Jane Urquhart is the author of five internationally acclaimed novels: The Whirlpool, which received Le prix du meilleur livre étranger (Best Foreign Book Award) in France; Changing Heaven; Away, which won the Trillium Award and was a finalist for the prestigious International IMPAC Dublin Literary Award; The Underpainter, which won the Governor General’s Award for Fiction and was a finalist for the Rogers Communications Writers’ Trust Fiction Prize; and The Stone Carvers, a finalist for the 2001 Giller Prize and for the Governor General's Award for Fiction. She is also the author of a collection of short fiction, Storm Glass, and three books of poetry, I Am Walking in the Garden of His Imaginary Palace, False Shuffles, and The Little Flowers of Madame de Montespan (I Am Walking in the Garden of His Imaginary Palace and The Little Flowers of Madame de Montespan were published together in 2000 in a one-volume collector’s edition entitled Some Other Garden). Urquhart has received the Marian Engel Award, and has been named a Chevalier dans l’Ordre des Arts et des Lettres in France. She was also the 2003 recipient of Alberta's Bob Edwards Award.

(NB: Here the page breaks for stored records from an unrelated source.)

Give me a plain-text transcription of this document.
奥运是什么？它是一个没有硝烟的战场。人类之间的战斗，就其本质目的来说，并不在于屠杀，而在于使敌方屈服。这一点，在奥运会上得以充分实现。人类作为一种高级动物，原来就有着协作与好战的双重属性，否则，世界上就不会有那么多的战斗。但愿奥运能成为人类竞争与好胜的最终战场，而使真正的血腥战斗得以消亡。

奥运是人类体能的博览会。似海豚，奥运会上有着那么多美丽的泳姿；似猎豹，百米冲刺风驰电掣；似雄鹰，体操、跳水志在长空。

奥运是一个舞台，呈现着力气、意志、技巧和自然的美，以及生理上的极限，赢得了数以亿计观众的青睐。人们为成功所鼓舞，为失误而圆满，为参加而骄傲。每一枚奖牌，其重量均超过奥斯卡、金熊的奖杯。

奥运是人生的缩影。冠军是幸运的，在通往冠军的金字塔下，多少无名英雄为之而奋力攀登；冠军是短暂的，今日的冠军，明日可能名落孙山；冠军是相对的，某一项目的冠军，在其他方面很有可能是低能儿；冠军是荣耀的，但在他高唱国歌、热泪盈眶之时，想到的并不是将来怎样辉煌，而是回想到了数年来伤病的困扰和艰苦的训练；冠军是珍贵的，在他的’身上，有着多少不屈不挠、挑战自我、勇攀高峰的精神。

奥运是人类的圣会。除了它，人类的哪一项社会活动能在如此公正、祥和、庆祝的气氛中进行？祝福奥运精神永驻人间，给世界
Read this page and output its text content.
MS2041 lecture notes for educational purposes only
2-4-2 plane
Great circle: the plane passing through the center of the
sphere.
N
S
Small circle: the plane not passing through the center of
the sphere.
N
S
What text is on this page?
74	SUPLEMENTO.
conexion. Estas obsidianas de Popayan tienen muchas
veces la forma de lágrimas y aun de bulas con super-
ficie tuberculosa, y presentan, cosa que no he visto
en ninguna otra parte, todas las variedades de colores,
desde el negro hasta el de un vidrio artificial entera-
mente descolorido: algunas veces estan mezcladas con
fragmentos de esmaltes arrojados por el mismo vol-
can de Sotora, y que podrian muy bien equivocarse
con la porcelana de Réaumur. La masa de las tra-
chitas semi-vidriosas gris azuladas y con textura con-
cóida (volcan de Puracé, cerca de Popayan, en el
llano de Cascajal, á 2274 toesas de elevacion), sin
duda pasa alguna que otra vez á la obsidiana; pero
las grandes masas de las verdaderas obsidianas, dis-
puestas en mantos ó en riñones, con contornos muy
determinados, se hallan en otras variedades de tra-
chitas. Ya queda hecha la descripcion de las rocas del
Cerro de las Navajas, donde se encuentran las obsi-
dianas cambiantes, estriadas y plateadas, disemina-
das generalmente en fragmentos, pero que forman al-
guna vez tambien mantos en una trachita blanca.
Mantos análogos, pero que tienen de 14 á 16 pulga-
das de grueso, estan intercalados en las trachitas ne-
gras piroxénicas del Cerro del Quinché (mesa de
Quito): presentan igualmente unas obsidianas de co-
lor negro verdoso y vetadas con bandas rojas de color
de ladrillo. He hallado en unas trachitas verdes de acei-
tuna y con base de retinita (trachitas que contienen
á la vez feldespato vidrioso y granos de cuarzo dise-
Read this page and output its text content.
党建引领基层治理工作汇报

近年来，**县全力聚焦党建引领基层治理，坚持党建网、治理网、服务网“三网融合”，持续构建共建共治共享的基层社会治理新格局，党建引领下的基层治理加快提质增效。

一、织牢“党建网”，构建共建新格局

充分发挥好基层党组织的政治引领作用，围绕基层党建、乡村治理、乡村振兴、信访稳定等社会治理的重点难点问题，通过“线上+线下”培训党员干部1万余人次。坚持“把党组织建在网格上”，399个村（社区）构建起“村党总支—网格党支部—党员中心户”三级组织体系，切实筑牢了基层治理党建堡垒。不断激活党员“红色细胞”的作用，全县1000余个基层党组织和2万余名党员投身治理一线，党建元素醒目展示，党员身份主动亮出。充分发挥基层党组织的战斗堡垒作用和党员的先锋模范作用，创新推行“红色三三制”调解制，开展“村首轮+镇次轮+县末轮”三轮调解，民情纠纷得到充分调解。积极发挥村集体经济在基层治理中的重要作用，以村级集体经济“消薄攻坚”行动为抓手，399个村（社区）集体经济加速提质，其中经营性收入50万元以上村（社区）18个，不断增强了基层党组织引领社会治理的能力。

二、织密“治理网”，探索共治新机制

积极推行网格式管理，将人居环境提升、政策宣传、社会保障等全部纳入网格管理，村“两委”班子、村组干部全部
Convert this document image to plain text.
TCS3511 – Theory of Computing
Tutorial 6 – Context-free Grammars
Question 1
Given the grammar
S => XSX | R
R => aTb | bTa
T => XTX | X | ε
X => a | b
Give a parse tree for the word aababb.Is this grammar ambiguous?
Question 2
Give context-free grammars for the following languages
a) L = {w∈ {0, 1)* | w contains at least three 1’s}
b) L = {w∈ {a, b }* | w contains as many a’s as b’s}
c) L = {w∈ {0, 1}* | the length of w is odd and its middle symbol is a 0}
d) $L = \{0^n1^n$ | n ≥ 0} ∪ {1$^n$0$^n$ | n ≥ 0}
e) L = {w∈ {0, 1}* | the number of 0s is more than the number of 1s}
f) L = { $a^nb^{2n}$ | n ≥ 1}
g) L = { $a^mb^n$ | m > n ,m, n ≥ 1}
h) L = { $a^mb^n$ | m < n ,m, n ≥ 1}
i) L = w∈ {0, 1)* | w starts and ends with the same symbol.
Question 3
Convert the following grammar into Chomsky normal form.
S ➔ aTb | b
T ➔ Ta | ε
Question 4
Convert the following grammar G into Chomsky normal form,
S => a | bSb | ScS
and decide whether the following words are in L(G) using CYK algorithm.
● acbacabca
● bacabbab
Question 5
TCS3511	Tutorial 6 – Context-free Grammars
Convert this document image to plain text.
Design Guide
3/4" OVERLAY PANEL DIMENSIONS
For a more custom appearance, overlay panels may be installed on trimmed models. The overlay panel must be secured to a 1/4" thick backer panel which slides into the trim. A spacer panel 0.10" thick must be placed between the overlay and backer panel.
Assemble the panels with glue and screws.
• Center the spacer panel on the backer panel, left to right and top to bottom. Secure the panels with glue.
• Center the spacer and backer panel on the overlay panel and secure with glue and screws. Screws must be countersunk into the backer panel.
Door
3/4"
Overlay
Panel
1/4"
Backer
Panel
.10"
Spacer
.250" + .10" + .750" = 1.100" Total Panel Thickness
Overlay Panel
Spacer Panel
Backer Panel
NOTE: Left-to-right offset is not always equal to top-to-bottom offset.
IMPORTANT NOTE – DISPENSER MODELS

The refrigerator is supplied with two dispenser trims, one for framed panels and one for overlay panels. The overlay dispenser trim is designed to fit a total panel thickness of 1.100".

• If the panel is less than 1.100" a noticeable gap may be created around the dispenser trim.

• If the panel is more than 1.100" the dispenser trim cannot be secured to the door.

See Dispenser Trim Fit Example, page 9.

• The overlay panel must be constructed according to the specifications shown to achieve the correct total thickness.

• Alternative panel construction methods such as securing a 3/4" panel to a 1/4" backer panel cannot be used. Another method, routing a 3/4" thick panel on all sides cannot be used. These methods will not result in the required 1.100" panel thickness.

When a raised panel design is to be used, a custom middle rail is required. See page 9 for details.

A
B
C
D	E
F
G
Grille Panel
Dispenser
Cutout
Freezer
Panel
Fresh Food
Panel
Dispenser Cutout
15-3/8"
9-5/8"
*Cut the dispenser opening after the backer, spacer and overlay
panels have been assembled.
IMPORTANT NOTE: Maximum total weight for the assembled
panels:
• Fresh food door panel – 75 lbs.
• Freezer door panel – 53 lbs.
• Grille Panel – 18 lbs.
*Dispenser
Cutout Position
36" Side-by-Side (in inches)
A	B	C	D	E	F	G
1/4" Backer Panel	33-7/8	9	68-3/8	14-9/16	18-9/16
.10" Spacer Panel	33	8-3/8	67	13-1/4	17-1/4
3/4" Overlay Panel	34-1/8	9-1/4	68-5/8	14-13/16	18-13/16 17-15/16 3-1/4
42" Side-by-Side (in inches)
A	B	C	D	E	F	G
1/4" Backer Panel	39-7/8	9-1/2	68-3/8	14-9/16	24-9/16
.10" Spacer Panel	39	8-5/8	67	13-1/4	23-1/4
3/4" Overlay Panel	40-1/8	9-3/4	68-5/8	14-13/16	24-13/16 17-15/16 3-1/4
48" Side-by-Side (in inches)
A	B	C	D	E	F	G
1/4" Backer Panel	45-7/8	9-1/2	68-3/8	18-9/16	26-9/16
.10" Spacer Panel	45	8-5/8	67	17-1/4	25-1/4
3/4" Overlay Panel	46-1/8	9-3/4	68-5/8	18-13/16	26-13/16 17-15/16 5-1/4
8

Urquhart has received numerous honorary doctorates from Canadian universities and has been writer-in-residence at the University of Ottawa and at Memorial University of Newfoundland, and, during the winter and spring of 1997, she held the Presidential Writer-in-Residence Fellowship at the University of Toronto. She has also given readings and lectures in Canada, Britain, Europe, the U.S.A., and Australia.

Jane Urquhart was born in Little Long Lac, Ontario, and grew up in Toronto. She now lives outside of Toronto.